TORONTO (AP) - Starting pitching was a problem all season for the Toronto Blue Jays, and game 162 was no exception.
Todd Redmond was knocked out before the end of Tampa Bay's six-run first inning and the Rays held on to beat the Blue Jays 7-6 on Sunday, clinching a tie for an AL wild-card berth.
A season that began with high hopes of ending a two-decade playoff drought soon turned sour in Toronto, as the Blue Jays struggled to get consistent efforts from new starters R.A. Dickey, Mark Buehrle and Josh Johnson. They also lost incumbents Brandon Morrow (forearm) and J.A. Happ (head, knee) to long-term injuries, while former staff leader Ricky Romero spent the bulk of the year in the minors.
Rather than pushing for the postseason, Toronto finished last in the AL East at 74-88.
``Obviously we didn't perform the way we hoped,'' general manager Alex Anthopoulos said. ``We need to get it right and get better.''
Infielder Brett Lawrie was one of several key position players to miss time with injuries.
``We had a lot of people that thought we were going to win the World Series,'' Lawrie said. ``But it takes a little bit of time to build chemistry. We had a little bit of trouble keeping some guys healthy, myself included.''
Evan Longoria hit an RBI double as the Rays used their highest-scoring first inning since 2010 to go ahead early. Tampa Bay took a 7-0 lead into the sixth before Toronto rallied.
Redmond (4-3) got just two out, giving up five runs and four hits.
``It was a tough way for him to go out today,'' Blue Jays manager John Gibbons said of Redmond, who had won his previous three decisions. ``He's a lot better than that.''
Rays manager Joe Maddon was ejected in the seventh and the Blue Jays put the go-ahead run at the plate in the eighth and ninth innings. Fernando Rodney got for four shaky outs for his 37th save in 45 chances.
``We knew the Rays needed that win today, and we weren't going to just give it to them,'' Blue Jays shortstop Jose Reyes said.
Tampa Bay is certainly familiar with big rallies on the final day. In 2011, the Rays overcome a 7-0 deficit in the eighth and came back to beat the Yankees 8-7 in 12th to clinch a wild-card spot.
This time, the Rays almost let a huge lead slip away. Maddon acknowledged thinking back to that 2011 game as the Blue Jays crept closer and closer.
``I did think that and it was really awkward,'' Maddon said, ``but I thought this is different, we're looking through the windshield and not the rear view mirror today.''
Matt Moore (17-4) won consecutive starts for the first time in more than two months.
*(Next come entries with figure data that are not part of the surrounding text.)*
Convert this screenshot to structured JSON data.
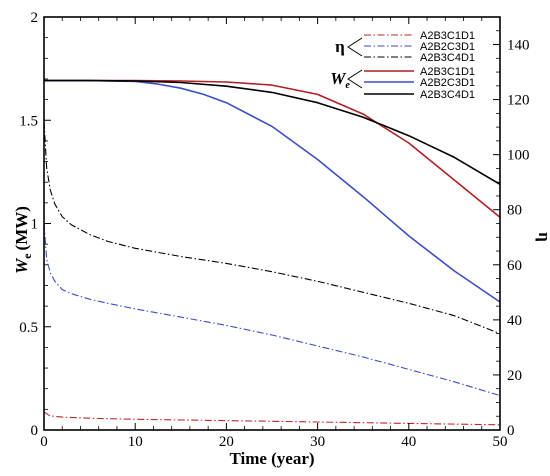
{
  "chart_data": {
    "type": "line",
    "xlabel": "Time (year)",
    "ylabel_left": "W",
    "ylabel_left_sub": "e",
    "ylabel_left_unit": "(MW)",
    "ylabel_right": "η",
    "xlim": [
      0,
      50
    ],
    "ylim_left": [
      0,
      2
    ],
    "ylim_right": [
      0,
      150
    ],
    "x_ticks": [
      "0",
      "10",
      "20",
      "30",
      "40",
      "50"
    ],
    "y_left_ticks": [
      "0",
      "0.5",
      "1",
      "1.5",
      "2"
    ],
    "y_right_ticks": [
      "0",
      "20",
      "40",
      "60",
      "80",
      "100",
      "120",
      "140"
    ],
    "grid": false,
    "legend_position": "top-right",
    "legend_group_eta": "η",
    "legend_group_we": "W",
    "legend_group_we_sub": "e",
    "series": [
      {
        "name": "A2B3C1D1",
        "group": "eta",
        "axis": "right",
        "color": "#c0272d",
        "dash": "dashdot",
        "x": [
          0,
          0.5,
          1,
          2,
          5,
          10,
          20,
          30,
          40,
          50
        ],
        "y": [
          6.6,
          5.4,
          5.0,
          4.7,
          4.3,
          3.9,
          3.4,
          2.9,
          2.4,
          1.9
        ]
      },
      {
        "name": "A2B2C3D1",
        "group": "eta",
        "axis": "right",
        "color": "#3a4fc6",
        "dash": "dashdot",
        "x": [
          0,
          0.3,
          0.7,
          1.2,
          2,
          3,
          5,
          7,
          10,
          15,
          20,
          25,
          30,
          35,
          40,
          45,
          50
        ],
        "y": [
          75,
          62,
          57,
          54,
          51,
          49.5,
          47.5,
          46,
          44,
          41,
          38,
          34.5,
          30.5,
          26.5,
          22,
          17.5,
          12.5
        ]
      },
      {
        "name": "A2B3C4D1",
        "group": "eta",
        "axis": "right",
        "color": "#000000",
        "dash": "dashdot",
        "x": [
          0,
          0.3,
          0.7,
          1.2,
          2,
          3,
          5,
          7,
          10,
          15,
          20,
          25,
          30,
          35,
          40,
          45,
          50
        ],
        "y": [
          112,
          95,
          87,
          82,
          77.5,
          74.5,
          71,
          68.5,
          66,
          63,
          60.5,
          57.5,
          54,
          50,
          46,
          41.5,
          35
        ]
      },
      {
        "name": "A2B3C1D1",
        "group": "We",
        "axis": "left",
        "color": "#b11f24",
        "dash": "solid",
        "x": [
          0,
          5,
          10,
          15,
          20,
          25,
          30,
          35,
          40,
          45,
          50
        ],
        "y": [
          1.692,
          1.692,
          1.692,
          1.69,
          1.685,
          1.67,
          1.625,
          1.53,
          1.39,
          1.21,
          1.03
        ]
      },
      {
        "name": "A2B2C3D1",
        "group": "We",
        "axis": "left",
        "color": "#3a4fc6",
        "dash": "solid",
        "x": [
          0,
          5,
          10,
          12.5,
          15,
          17.5,
          20,
          25,
          30,
          35,
          40,
          45,
          50
        ],
        "y": [
          1.692,
          1.692,
          1.688,
          1.675,
          1.655,
          1.625,
          1.585,
          1.47,
          1.31,
          1.13,
          0.94,
          0.77,
          0.62
        ]
      },
      {
        "name": "A2B3C4D1",
        "group": "We",
        "axis": "left",
        "color": "#000000",
        "dash": "solid",
        "x": [
          0,
          5,
          10,
          15,
          20,
          25,
          30,
          35,
          40,
          45,
          50
        ],
        "y": [
          1.692,
          1.692,
          1.69,
          1.683,
          1.665,
          1.635,
          1.585,
          1.515,
          1.425,
          1.32,
          1.19
        ]
      }
    ]
  }
}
He allowed three runs and six hits in 5 1-3 innings. Moore walked three, all in the first inning, and struck out four.
Toronto broke through against Moore in the sixth when Mark DeRosa hit a two-run double. Moore left after Ryan Langerhans singled, and reliever Jake McGee gave up a sacrifice fly to J.P. Arencibia.
The Blue Jays cut it to 7-4 in the seventh on Lawrie's double. Joel Peralta replaced McGee and walked Moises Sierra to load the bases.
Maddon was ejected by home plate umpire Paul Schrieber for arguing, but Peralta escaped when pinch-hitter Adam Lind grounded the first pitch he saw into an inning-ending double play, with first baseman Loney making a superb catch on shortstop Escobar's low relay throw.
``He's done it all year,'' Maddon said of Loney's pivotal snag. ``He's been fabulous.''
Peralta ran into trouble again in the eighth, leaving with two outs and runners at first and second. Rodney came on and gave up RBI singles to Reyes and Anthony Gose, shaving Tampa Bay's lead to 7-6. Lawrie walked to load the bases before Rodney struck out Sierra.
NOTES: It was the Rays' highest-scoring first inning since Sept. 10, 2010, when they also scored six in a game at Toronto. ... Toronto RHP Esmil Rogers pinch-ran for Lind (back) after Lind's leadoff single in the ninth. Rogers was forced at second on Langerhans' grounder. ... Toronto went 40-41 at home, their first losing record since 2004. ... Maddon was ejected for the fifth time this season. ... The Blue Jays played a video tribute to LHP Darren Oliver, who is set to retire after 20 seasons. Players from both teams stood and applauded when Oliver took the mound to begin the seventh. ... Toronto drew 44,551 fans in their finale for a season total of 2,536,562, their highest since 1997.